“I think you can imagine this working out quite well for BYD,” said Ilaria Mazzocco, a senior fellow at the Center for Strategic and International Studies. “And they will also face less competition from other Chinese automakers.” BYD is known for its ability to control production costs, allowing it to sell its cars at a relatively low price. For other Chinese brands, however, the tariffs could mean they now have to set their prices higher and compete head-on with models from Europe.
Chinese automakers aren't the only ones affected. Tesla, which makes half of its cars at the Shanghai Gigafactory in China, will receive the lowest rate of 7.8 percent after the company requested an adjustment based on the actual subsidies it receives in China. In contrast, Volkswagen and other European brands that produce cars in China could achieve about 21 percent.
One way for Chinese brands to avoid the tariffs is to set up factories in Europe and move production here, as Volvo produced in Sweden for years even though it was acquired by Chinese company Geely.
Such decisions might be welcomed by some European countries, as in theory they would contribute significantly to local employment and green economic growth. Many Chinese companies have announced plans to move part of their supply chains to countries such as Spain, Hungary and Poland, although Mazzocco warns that these announcements should be taken with a grain of salt until the factories actually start production.
Alternative solutions
But despite the outcome of the vote, the approved rates may not be finalized. On Monday, a European Commission official said the commission was prepared to continue negotiations with China even after the tariff vote. If they manage to agree on other solutions to the issue of unfair competition – for example, setting import quotas or a minimum price for Chinese electric cars – the tariff could be revised.
China has filed a complaint with the World Trade Organization over the EU tariffs, and the WTO could also ask the EU to change or withdraw these tariffs if it deems them unacceptable.
“What the committee really wants to do is say to the members: 'Look, we need to take a serious look at this.' We can negotiate later,” said Alicia García-Herrero, chief economist for Asia-Pacific at French investment bank Natixis. If member states had rejected the commission's proposed tariffs, it would have shown that Europe is divided and powerless in the face of the influx of Chinese brands. But now that the tariffs have been passed, Europe has more leverage in negotiating a better trade deal with China.
Not all alternative outcomes would affect Chinese companies equally. For example, the worst situation could be an import quota, says García-Herrero. Making a profit from the rates is a challenge, but still possible. “But a quota would reduce the number of exports, so that is not in China's interest,” she says.
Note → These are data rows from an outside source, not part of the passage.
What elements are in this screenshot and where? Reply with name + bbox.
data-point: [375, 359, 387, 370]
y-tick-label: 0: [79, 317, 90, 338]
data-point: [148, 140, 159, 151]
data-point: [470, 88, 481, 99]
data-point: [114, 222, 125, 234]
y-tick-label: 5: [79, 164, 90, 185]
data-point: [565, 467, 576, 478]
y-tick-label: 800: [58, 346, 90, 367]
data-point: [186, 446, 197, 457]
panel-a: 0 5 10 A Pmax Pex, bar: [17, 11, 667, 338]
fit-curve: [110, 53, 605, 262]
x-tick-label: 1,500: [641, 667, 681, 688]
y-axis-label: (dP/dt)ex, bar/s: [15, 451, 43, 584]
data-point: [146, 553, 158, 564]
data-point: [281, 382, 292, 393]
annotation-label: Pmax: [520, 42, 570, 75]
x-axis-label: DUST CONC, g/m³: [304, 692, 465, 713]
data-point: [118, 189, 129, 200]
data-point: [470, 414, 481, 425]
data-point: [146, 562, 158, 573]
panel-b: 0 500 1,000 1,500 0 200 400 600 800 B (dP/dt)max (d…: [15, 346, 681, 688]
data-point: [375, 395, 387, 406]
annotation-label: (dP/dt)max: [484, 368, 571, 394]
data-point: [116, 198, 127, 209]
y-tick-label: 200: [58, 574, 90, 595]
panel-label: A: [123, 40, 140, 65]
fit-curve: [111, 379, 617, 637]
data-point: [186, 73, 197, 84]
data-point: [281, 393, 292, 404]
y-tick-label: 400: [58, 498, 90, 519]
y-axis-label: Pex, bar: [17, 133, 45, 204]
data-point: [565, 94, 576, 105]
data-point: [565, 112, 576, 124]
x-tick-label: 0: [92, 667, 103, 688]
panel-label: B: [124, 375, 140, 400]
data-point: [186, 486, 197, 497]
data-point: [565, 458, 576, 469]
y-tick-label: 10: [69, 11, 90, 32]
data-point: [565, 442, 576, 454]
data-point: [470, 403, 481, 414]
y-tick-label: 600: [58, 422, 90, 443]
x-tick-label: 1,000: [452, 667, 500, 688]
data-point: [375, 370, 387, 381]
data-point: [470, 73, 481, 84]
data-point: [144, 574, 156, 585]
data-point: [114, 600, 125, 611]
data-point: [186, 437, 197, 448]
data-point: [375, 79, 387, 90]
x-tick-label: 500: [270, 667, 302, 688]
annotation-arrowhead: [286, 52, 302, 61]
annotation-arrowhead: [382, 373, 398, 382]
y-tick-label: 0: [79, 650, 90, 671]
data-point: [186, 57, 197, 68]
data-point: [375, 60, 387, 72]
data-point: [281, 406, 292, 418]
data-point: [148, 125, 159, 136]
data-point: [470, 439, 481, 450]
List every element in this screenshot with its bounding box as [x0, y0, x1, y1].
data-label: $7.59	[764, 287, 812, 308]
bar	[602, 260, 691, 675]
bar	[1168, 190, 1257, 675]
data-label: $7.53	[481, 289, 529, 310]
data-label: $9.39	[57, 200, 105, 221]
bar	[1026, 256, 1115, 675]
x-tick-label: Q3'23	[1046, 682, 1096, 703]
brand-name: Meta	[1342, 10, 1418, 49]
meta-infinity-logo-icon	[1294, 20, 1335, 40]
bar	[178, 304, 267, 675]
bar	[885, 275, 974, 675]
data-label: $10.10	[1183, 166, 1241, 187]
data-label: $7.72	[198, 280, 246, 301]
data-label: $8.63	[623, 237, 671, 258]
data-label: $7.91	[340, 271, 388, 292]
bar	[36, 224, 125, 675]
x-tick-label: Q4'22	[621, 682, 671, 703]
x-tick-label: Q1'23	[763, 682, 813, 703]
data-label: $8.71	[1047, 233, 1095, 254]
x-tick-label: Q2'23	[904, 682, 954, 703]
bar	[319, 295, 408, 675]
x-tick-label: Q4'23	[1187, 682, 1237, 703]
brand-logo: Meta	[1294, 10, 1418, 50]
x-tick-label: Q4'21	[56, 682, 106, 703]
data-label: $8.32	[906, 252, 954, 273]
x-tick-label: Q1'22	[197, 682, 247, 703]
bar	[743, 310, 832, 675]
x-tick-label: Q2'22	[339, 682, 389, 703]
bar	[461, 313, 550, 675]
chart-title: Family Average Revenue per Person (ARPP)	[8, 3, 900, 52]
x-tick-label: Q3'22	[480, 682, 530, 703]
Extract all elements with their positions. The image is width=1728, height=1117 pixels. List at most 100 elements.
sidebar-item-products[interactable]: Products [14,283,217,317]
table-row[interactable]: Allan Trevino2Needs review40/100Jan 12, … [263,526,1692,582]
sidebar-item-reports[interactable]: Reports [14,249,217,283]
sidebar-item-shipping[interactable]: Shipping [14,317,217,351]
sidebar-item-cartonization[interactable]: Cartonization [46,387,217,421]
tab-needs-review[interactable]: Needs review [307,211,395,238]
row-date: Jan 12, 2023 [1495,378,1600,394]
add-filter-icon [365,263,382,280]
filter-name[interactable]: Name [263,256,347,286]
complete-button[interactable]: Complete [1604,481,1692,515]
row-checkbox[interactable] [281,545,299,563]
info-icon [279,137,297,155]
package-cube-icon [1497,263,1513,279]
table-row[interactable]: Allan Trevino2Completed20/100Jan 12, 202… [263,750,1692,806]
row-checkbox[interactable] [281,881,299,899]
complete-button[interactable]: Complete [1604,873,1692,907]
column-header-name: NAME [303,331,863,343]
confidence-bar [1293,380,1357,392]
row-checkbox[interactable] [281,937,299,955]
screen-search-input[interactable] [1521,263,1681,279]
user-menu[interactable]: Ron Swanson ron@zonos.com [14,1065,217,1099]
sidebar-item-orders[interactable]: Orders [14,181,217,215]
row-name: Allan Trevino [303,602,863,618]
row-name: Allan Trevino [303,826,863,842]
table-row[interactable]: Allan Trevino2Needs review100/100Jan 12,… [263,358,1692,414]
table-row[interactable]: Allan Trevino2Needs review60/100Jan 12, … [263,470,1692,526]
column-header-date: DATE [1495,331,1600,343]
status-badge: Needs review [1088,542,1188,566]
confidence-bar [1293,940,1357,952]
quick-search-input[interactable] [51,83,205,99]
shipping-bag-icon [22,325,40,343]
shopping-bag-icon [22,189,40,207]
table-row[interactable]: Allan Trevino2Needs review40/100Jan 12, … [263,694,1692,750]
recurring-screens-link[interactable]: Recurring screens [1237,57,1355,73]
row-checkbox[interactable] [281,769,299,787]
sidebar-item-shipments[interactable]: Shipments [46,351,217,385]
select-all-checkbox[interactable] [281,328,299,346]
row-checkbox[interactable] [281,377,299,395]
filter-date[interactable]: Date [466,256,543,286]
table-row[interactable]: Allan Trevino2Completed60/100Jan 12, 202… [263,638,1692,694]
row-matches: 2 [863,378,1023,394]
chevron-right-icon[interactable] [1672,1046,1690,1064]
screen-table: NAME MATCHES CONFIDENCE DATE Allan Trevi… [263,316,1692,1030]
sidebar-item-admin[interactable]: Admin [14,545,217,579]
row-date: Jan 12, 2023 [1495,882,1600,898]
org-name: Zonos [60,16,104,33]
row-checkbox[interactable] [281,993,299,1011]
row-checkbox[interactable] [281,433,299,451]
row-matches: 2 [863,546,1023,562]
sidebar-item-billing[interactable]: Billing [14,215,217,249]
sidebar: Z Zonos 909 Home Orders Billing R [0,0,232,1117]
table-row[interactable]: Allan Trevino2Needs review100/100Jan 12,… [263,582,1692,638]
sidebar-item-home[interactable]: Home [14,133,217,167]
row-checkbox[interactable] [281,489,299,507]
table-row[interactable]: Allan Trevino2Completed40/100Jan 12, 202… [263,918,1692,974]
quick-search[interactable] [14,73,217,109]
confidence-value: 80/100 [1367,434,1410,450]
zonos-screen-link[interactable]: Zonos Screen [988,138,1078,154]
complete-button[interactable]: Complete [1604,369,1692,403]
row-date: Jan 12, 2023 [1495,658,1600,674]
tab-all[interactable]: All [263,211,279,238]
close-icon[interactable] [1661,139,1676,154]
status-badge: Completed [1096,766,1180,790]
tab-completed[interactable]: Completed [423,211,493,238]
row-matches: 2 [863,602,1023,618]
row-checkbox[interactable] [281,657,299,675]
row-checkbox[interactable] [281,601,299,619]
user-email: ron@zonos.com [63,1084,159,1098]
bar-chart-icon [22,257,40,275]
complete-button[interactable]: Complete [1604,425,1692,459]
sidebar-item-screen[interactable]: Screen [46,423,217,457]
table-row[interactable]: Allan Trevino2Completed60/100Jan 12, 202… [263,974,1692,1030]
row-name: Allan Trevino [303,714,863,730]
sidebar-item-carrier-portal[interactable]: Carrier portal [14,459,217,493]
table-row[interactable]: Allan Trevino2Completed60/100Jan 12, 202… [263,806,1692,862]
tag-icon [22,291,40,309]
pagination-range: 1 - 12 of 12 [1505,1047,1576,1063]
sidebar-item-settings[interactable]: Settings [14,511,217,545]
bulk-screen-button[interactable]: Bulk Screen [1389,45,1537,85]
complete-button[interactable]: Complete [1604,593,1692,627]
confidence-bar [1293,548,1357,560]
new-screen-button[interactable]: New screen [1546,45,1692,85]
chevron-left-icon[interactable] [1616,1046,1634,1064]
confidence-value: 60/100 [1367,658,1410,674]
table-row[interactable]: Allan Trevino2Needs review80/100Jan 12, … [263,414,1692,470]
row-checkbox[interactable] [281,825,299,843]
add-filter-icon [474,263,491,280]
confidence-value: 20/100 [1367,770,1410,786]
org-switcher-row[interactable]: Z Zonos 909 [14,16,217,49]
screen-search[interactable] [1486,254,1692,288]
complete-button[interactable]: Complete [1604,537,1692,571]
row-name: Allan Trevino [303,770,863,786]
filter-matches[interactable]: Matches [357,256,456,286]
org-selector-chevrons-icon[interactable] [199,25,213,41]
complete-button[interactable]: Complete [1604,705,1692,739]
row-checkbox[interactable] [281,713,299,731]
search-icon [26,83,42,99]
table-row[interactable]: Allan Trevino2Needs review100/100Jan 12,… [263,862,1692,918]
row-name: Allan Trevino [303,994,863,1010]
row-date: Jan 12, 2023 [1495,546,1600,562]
On the other hand, setting a price floor for only imported electric cars may not be a bad thing after all. It gives car manufacturers a higher profit margin and forces them to compete on the basis of better quality and service. “I think Chinese automakers are quite confident in their quality,” says Mazzocco. And it could even be good news for Chinese EV brands that target the higher-end luxury car market, such as BYD's Yangwang sub-brand, which makes luxury SUVs that can drive across lakes in emergencies.